You cannot use Replicate to make fully automated decisions that have significant legal or practical effects on people, such as automated credit decisions, hiring decisions, or similar profiling. You also cannot systematically scrape personally identifiable data from the platform's outputs.
This analysis describes what Replicate's agreement states, permits, or reserves. It does not constitute a legal determination about enforceability. Regulatory applicability and practical outcomes may vary by jurisdiction, enforcement context, and individual circumstances. Read our methodology
The clause establishes operational boundaries around the permissible use of Replicate's services by restricting deployment of AI-driven automated decision systems and data extraction practices. This constraint applies to both the customer's direct use and the use by any parties the customer authorizes to access the services.
Interpretive note: The boundary between 'fully automated' and human-assisted decision-making is not defined in the document, creating interpretive uncertainty for use cases that involve AI recommendations reviewed by a human before action is taken.

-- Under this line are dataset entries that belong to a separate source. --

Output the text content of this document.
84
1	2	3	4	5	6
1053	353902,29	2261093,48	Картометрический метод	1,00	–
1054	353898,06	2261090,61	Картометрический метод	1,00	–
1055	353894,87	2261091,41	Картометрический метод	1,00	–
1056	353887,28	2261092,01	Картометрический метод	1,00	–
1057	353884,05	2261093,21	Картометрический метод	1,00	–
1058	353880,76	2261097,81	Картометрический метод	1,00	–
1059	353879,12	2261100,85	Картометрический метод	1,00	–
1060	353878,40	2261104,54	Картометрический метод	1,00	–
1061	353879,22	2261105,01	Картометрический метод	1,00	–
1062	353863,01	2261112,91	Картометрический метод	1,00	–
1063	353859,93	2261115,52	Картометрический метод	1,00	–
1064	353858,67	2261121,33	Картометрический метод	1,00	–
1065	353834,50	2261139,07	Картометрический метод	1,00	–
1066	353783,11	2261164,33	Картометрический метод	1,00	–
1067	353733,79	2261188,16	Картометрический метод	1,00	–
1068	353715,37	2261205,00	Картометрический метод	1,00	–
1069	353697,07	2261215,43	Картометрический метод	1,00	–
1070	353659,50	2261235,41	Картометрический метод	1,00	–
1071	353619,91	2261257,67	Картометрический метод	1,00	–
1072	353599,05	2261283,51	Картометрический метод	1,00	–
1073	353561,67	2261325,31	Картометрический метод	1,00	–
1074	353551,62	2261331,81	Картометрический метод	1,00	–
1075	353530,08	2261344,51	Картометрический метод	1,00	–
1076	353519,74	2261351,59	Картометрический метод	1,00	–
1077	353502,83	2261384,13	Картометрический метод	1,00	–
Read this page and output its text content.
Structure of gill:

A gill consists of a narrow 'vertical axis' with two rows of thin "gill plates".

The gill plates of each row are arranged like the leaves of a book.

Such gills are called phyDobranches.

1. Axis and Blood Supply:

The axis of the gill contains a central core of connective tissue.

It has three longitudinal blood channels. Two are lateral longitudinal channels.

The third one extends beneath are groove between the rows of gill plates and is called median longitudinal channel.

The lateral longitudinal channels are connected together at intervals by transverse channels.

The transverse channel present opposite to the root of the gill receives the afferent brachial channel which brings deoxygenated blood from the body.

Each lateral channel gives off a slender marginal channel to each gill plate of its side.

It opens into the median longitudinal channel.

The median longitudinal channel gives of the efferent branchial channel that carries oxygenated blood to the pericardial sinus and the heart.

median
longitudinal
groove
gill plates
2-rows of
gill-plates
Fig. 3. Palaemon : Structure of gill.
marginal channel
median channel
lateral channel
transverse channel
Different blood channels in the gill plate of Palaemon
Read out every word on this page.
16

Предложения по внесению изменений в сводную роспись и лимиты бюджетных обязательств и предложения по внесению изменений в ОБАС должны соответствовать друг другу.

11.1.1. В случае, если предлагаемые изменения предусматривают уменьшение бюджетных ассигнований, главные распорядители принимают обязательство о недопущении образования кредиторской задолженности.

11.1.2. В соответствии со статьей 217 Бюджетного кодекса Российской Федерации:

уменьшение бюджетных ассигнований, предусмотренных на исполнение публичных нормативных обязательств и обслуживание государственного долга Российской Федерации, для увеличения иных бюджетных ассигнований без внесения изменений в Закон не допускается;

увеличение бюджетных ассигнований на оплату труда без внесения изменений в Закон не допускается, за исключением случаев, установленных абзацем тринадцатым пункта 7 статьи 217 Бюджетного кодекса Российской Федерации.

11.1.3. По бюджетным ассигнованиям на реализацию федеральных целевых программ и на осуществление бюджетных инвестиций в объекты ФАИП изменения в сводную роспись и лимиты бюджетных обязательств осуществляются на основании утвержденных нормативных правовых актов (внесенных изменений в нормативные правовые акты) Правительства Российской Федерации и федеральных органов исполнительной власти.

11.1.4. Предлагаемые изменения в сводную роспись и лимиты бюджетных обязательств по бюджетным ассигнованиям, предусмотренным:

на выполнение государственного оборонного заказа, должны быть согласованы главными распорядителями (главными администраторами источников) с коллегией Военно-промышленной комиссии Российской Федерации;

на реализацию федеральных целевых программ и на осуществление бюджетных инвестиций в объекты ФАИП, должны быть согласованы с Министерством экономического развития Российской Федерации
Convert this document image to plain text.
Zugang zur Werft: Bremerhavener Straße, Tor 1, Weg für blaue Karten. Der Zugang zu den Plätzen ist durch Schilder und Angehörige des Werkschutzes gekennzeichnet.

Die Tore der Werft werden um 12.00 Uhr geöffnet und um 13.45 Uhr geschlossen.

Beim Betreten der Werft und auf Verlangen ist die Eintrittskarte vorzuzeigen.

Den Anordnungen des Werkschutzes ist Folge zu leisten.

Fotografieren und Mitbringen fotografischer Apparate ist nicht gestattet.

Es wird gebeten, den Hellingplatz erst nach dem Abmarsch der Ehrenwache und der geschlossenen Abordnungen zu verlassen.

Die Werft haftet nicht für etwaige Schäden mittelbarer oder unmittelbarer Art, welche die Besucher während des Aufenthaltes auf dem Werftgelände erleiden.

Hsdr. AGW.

If you are an individual whose data is being processed through a third-party application built on Replicate, these restrictions are intended to prevent that application from making automated legal or significant decisions about you. However, enforcement of these restrictions is the responsibility of the business customer, not Replicate.
How other platforms handle this
OpenAI restricts use of its services to make automated decisions that have legal or similarly significant effects on individuals without appropriate human oversight, including in contexts such as credit, employment, housing, and insurance.
For information on how we process personal data through "profiling" and "automated decision-making", please see our FAQ.
For information on how we process personal data through "profiling" and "automated decision-making", please see our FAQ.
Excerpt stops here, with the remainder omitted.